Indo direto ao ponto: PODEM. Mesmo depois de 15/03/2019. E mesmo que seja um Diário de Bordo “muito antigo”, com 5, 10 anos de uso. Mas se você quiser estar 100% regular (e livre de autuações em eventuais fiscalizações), são necessários alguns cuidados adicionais. O texto que segue abaixo é uma resposta a uma consulta que o Instituto ParaSerPiloto relizou à SPO-Superintendência de Padrões Operacionais da ANAC – portanto, este é o entendimento de quem redigiu a regulamentação e também de quem irá fiscalizar sua aplicação. Nele, você encontra o detalhamento do que seriam tais cuidados. Mas antes, caso você não esteja totalmente familiarizado com o assunto, recomendo (re)ler os posts aqui publicados sobre este assunto. E, principalmente, acessar o texto compilado da Portaria N°2050/SPO/SAR (inclui alterações das Portarias N° 128, 431 e ratificações).

Vamos agora às recomendações da SPO/ANAC para que se possa continuar a usar os Diários de Bordo do “modelo antigo”. Eu mantive a redação original do texto da resposta da SPO em itálico, somente destacando em negrito os itens que devem receber mais atenção no preenchimento. Se persistirem dúvidas, publiquem nos comentários, por favor.

O Diário de Bordo tem seis partes, e cada parte é tratada pelos seguintes dispositivos da Portaria:

  • Capa: Art. 41, § 1º-A;
  • Prefácio: Art. 6º;
  • Termo de abertura: Art. 7º;
  • Termo de encerramento: Art. 38;
  • Parte I: Art. 11; e
  • Parte II: Art. 23.

Com relação à capa, só tem uma especificação quanto ao material, bem menos especificado que a IAC 3151, e o formato do modelo é exatamente igual ao da antiga IAC, donde que não é para haver impacto.

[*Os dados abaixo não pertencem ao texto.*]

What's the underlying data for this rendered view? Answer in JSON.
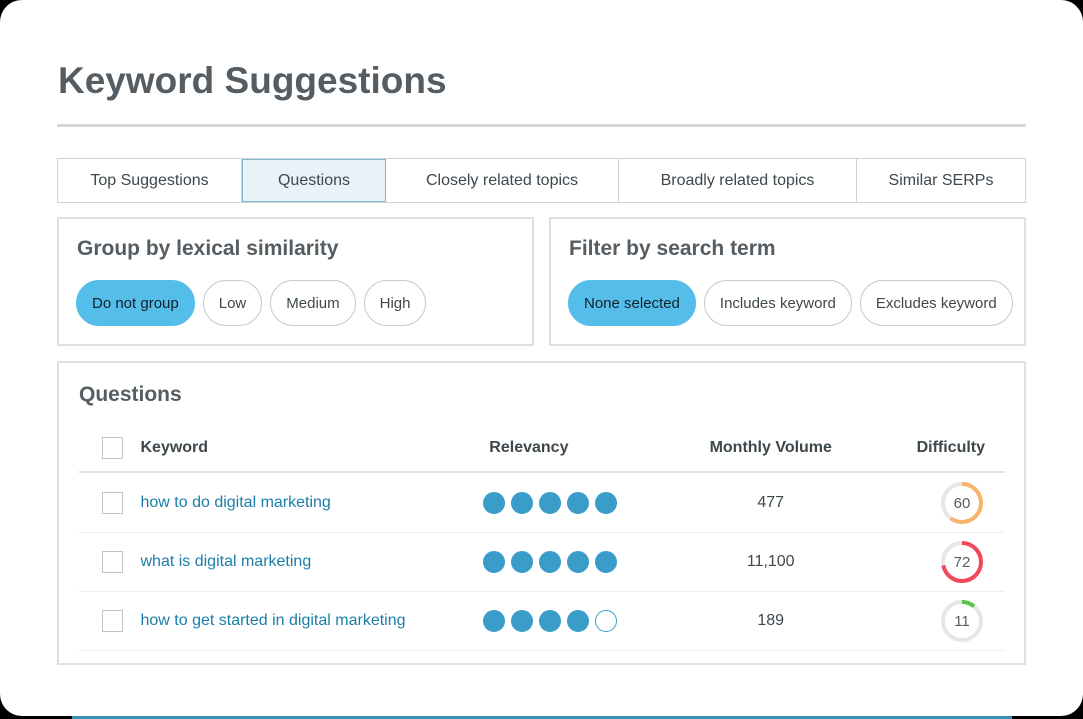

Com relação ao prefácio, a Portaria especifica o texto, mas diz que os DB abertos antes de 15 de março podem continuar a usar o antigo prefácio. Os novos abertos a partir de 15 de março já devem conter o prefácio novo.

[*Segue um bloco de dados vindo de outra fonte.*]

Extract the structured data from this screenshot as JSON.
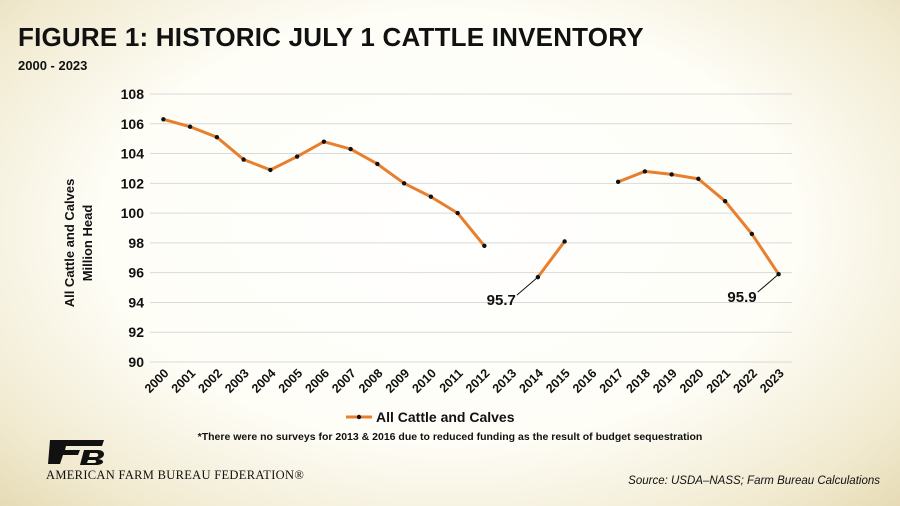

Com relação aos Termos de abertura e encerramento, a Portaria não exige O MODELO, mas exige OS CAMPOS dos arts. 7º e 38, QUE SÃO OS MESMOS DA IAC 3151, à exceção de um único campo (ano de fabricação), que a IAC exigia e a Portaria não exige mais. Então não é para ter impacto, pois o modelo antigo pode continuar a ser usado, pois tem todos os campos.

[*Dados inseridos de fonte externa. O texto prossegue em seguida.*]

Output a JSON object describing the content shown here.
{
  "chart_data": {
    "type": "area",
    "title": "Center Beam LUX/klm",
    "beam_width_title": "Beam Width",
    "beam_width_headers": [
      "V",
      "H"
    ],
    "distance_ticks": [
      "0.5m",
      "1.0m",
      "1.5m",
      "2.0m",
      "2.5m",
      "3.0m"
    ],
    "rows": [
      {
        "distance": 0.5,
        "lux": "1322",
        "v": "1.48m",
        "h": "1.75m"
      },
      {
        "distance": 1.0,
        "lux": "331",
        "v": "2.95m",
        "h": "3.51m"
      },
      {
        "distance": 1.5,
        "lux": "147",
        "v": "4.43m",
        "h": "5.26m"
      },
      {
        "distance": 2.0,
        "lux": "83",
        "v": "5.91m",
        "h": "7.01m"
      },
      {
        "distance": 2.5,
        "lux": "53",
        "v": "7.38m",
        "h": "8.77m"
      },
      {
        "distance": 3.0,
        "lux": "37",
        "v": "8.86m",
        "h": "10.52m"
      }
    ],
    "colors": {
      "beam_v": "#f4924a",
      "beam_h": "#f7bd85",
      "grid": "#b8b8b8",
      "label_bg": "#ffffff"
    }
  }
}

Com relação às partes I e II é um pouco mais complicado, pois embora o MODELO não seja exigido, os art. 11 e 23 exigem mais CAMPOS que a antiga IAC 3151. Cumprindo o modelo da Portaria cumpre-se também os art. 11 e 23, e o modelo da IAC 3151 é quase igual ao da Portaria, com as diferenças abaixo listadas:

  • Na parte I:
    • “Horas de célula no dia” tornou-se “Horas de célula na página”, o que foi uma simplificação, pois pode haver páginas com mais de 1 dia. Não tem impacto, exceto positivo;
    • A tripulação, ao invés de preencher só nome e CANAC, precisa colocar também a base contratual (quando aplicável*) e o nome é opcional. Mas isso é só preenchimento e não tem impacto.
  • Na parte II é que tem problema:
    • Há campos para CANAC e rubrica do PIC na Parte II. A IAC 3151 já exigia isso, mas não tinha no modelo. A Portaria 2050 tem no modelo (que é o ideal). Se o modelo impresso segundo a antiga IAC 3151 não tiver o campo para o CANAC e a rubrica do PIC declarar ciência da situação técnica da aeronave e das ações corretivas, isso deverá ser feito em algum espaço livre da folha até acabar o volume do DB.

Com essas observações, o modelo de DB emitido segundo a IAC 3151 pode continuar a ser utilizado, pois atenderá a Portaria.

*Obs.: Operação privada/91 sem piloto contratado (ex.: pilotos-proprietários e freelancers) não requer o preenchimento de base contratual – base legal: art.23 da Lei 13.475/2017.